We will not retain your data for longer than is necessary to fulfil the purpose it is being processed for. To determine the appropriate retention period, we consider the amount, nature and sensitivity of the personal data, the purposes for which we process it and whether we can achieve those purposes through other means.
We must also consider periods for which we might need to retain personal data in order to meet our legal obligations or to deal with complaints, queries and to protect our legal rights in the event of a claim being made.
When we no longer need your personal data, we will securely delete or destroy it. We will also consider if and how we can minimise over time the personal data that we use, and if we can anonymise your personal data so that it can no longer be associated with you or identify you, in which case we may use that information without further notice to you.

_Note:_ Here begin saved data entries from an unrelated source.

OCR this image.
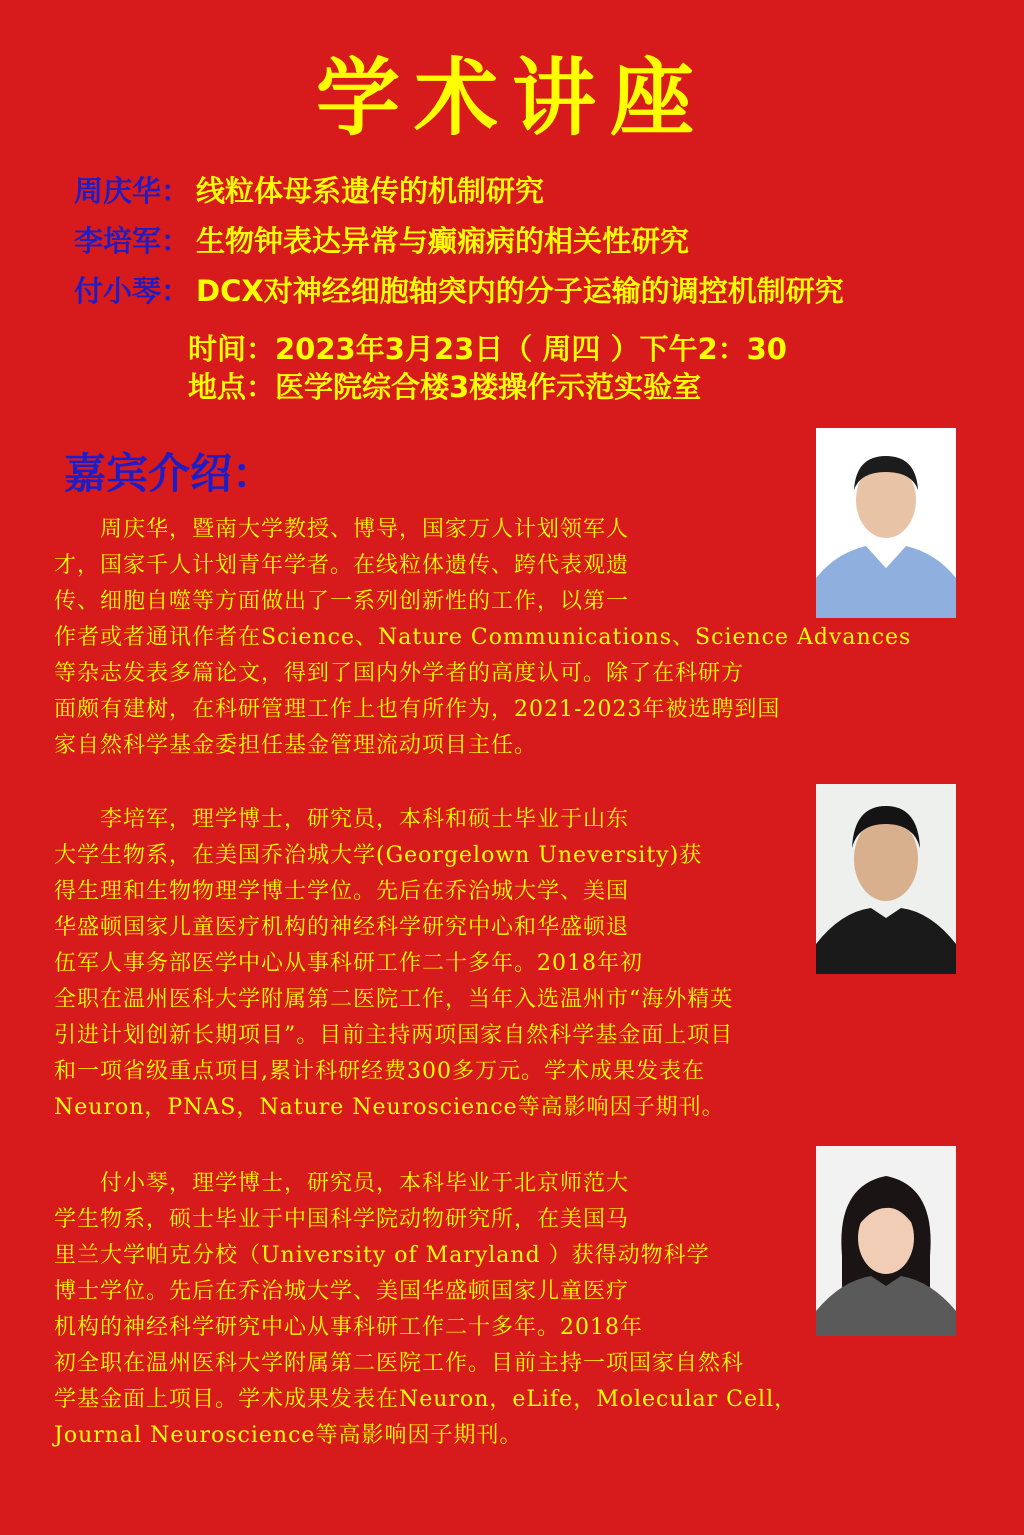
学术讲座
周庆华： 线粒体母系遗传的机制研究
李培军： 生物钟表达异常与癫痫病的相关性研究
付小琴： DCX对神经细胞轴突内的分子运输的调控机制研究
时间：2023年3月23日（ 周四 ）下午2：30
地点：医学院综合楼3楼操作示范实验室
嘉宾介绍：
　　周庆华，暨南大学教授、博导，国家万人计划领军人
才，国家千人计划青年学者。在线粒体遗传、跨代表观遗
传、细胞自噬等方面做出了一系列创新性的工作，以第一
作者或者通讯作者在Science、Nature Communications、Science Advances
等杂志发表多篇论文，得到了国内外学者的高度认可。除了在科研方
面颇有建树，在科研管理工作上也有所作为，2021-2023年被选聘到国
家自然科学基金委担任基金管理流动项目主任。
　　李培军，理学博士，研究员，本科和硕士毕业于山东
大学生物系，在美国乔治城大学(Georgelown Uneversity)获
得生理和生物物理学博士学位。先后在乔治城大学、美国
华盛顿国家儿童医疗机构的神经科学研究中心和华盛顿退
伍军人事务部医学中心从事科研工作二十多年。2018年初
全职在温州医科大学附属第二医院工作，当年入选温州市“海外精英
引进计划创新长期项目”。目前主持两项国家自然科学基金面上项目
和一项省级重点项目,累计科研经费300多万元。学术成果发表在
Neuron，PNAS，Nature Neuroscience等高影响因子期刊。
　　付小琴，理学博士，研究员，本科毕业于北京师范大
学生物系，硕士毕业于中国科学院动物研究所，在美国马
里兰大学帕克分校（University of Maryland ）获得动物科学
博士学位。先后在乔治城大学、美国华盛顿国家儿童医疗
机构的神经科学研究中心从事科研工作二十多年。2018年
初全职在温州医科大学附属第二医院工作。目前主持一项国家自然科
学基金面上项目。学术成果发表在Neuron，eLife，Molecular Cell，
Journal Neuroscience等高影响因子期刊。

We use a carefully selected list of service providers. Please find the list below, together with information on their location, a link to their data protection compliance page and our comments on how you're affected. We might change this list as new opportunities show up, and we’ll let you know about it.
|Service Provider||Why and which data we share|
Amazon Web Services Inc.
Headquarterd in United States, Servers and data in Ireland
Infrastructure as a Service
AWS provides the servers where we run the programs that process the information and store your files.
Email and website analytics
Google operates our company email systems. We use them when you contact us via email, and Google receives your e-mail address and message contents.Google also provides website analytics services (but they are not linked to any identifiable individual using Hypersay
United States, All data stored in Ireland
Database as a Service
We use the database to store Hypersay records on users, documents, etc.
Email as a Service
SendGrid sends e-mail messages on our behalf (e.g. sign-in codes, messages with reports, notifications, session notes). To send the message they need your e-mail address and the contents of the e-mail. For us to ensure the message deliverability and success, we might also check if links were clicked.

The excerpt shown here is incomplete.